ML has been identified by the industry as a major source of innovation; the application of ML principles and practices to data analysis and compound design is reaping major benefits for the industry. That said, ML solutions come with their own set of cyber security challenges, and some of these challenges might not be immediately apparent to a cyber team unused to dealing with it.

Data security in machine learning (ML)

In an ML environment, data is used as both the trainer and the target for analysis. In both cases, the protection of data is key, but this protection goes much further than the traditional requirements for confidentiality seen in other industries.
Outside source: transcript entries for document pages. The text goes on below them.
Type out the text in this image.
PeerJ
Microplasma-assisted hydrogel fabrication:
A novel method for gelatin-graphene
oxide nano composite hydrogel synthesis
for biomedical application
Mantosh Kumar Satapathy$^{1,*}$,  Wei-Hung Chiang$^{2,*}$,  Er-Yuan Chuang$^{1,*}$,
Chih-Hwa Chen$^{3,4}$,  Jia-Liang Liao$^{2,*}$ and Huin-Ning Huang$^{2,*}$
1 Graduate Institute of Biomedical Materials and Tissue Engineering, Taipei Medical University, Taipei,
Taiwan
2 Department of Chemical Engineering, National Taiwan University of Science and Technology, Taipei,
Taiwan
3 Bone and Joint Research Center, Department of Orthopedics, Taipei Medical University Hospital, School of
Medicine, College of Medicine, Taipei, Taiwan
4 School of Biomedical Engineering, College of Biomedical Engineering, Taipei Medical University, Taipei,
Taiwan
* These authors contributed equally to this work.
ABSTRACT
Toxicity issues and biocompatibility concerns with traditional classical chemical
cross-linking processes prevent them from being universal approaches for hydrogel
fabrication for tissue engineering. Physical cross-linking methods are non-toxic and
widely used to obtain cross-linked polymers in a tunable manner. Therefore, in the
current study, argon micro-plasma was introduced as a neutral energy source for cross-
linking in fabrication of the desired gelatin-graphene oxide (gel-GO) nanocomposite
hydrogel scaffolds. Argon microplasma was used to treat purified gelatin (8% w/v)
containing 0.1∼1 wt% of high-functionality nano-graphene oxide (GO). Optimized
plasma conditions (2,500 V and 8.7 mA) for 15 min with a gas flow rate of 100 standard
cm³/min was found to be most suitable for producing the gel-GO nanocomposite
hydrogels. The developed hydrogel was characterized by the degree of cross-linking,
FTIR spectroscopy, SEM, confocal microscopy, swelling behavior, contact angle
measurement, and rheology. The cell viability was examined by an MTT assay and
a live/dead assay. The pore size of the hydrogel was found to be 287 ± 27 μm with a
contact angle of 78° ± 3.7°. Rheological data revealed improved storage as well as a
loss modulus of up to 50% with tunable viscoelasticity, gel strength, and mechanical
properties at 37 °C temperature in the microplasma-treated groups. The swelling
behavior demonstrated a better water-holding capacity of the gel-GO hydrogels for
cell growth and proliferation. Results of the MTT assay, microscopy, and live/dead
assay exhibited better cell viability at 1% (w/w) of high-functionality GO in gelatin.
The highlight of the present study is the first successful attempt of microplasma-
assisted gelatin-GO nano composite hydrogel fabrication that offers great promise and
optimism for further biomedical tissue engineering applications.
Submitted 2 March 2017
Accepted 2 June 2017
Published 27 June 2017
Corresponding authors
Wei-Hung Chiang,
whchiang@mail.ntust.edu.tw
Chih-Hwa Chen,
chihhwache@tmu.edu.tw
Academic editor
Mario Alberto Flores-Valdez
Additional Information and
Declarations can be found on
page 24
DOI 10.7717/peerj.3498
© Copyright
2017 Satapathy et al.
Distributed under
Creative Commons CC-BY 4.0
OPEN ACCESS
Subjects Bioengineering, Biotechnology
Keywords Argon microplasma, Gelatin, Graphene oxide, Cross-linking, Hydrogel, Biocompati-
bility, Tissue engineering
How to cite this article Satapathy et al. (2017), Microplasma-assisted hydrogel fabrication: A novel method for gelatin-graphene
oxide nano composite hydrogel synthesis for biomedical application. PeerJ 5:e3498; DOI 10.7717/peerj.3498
Training, validation and test data is what is used to establish an ML model. These sets of carefully modelled and structured data are intended to provide the ML model being implemented with a comprehensive view of both its target outcomes and the operational data that can lead to those outcomes, to then validate that model, and finally to test.

As such, these data sets are a make or break element in the establishment of your ML model; corrupted data can create a model which is inexplicably inaccurate, or which entirely misses matches that could be caught by a fully enabled model.

Similarly, live data being examined by your operational ML model can only produce results as good as the data itself; consistency and accuracy are key for models. Data preparation for live analysis needs an appropriate level of rigour to ensure your ML can maximise its chances of achieving its goals.

For all data cases, your data scientists will be expending considerable effort preparing data sets. The mechanics of this can be left to the experts, but cyber security needs to become involved when these data sets are completed; they need protection against everything from theft, because of the value of well-tuned data sets, through to malicious manipulation by attackers looking to sabotage your efforts.

Your teams need to be able to track data sets effectively; mechanisms need to be in place to ensure teams only work with the right data, and that the right data has been kept safe and secure from manipulation. Without this, your teams are open to issues ranging from accidental data alteration that disrupts model training through to deliberate data poisoning attacks that disrupt or entirely corrupt your ML environment.

Model integrity

In ML deployments that operate in an online/Continual Learning model, businesses cannot always rely on data preparation to maintain previous performance. New data feeding into the model may spur changes which are better suited to a small subset of new data, but which fail to capture pattern matches that the model managed during its initial training. This performance drift can be caused by variations in available data, but could also be caused by deliberately manipulated data sets, potentially even manipulated by malicious insiders.

Regardless of the source of this data, it is important to note that data preparation is not sufficient to address this issue; once mature, ML models are typically all but impenetrable to their maintainers, making it difficult to know how data 'should' look. Further to this, data shaped to simply match previous data sets may remove the potential benefits of online processing, leaving the model at best maintaining state and at worst introducing overfitting risks that rob the model of the flexibility your business seeks to leverage.

To address this, ongoing monitoring is needed to detect this drift in operations such that appropriate action can be taken. This may take the form of model re-building, re-training with weighted data sets, or re-training with custom data sets designed to accommodate both the original training data and new data derived from recent operations.

ML offers tremendous opportunities for life sciences and other sectors, but care needs to be taken to ensure that cyber security teams are aware of the challenges they bring such that your cyber team can support you appropriately. With the right training and awareness, your cyber team should have no issue working closely with your developers and data scientists to create and maintain appropriately secured ML models that bring significant benefits for your business.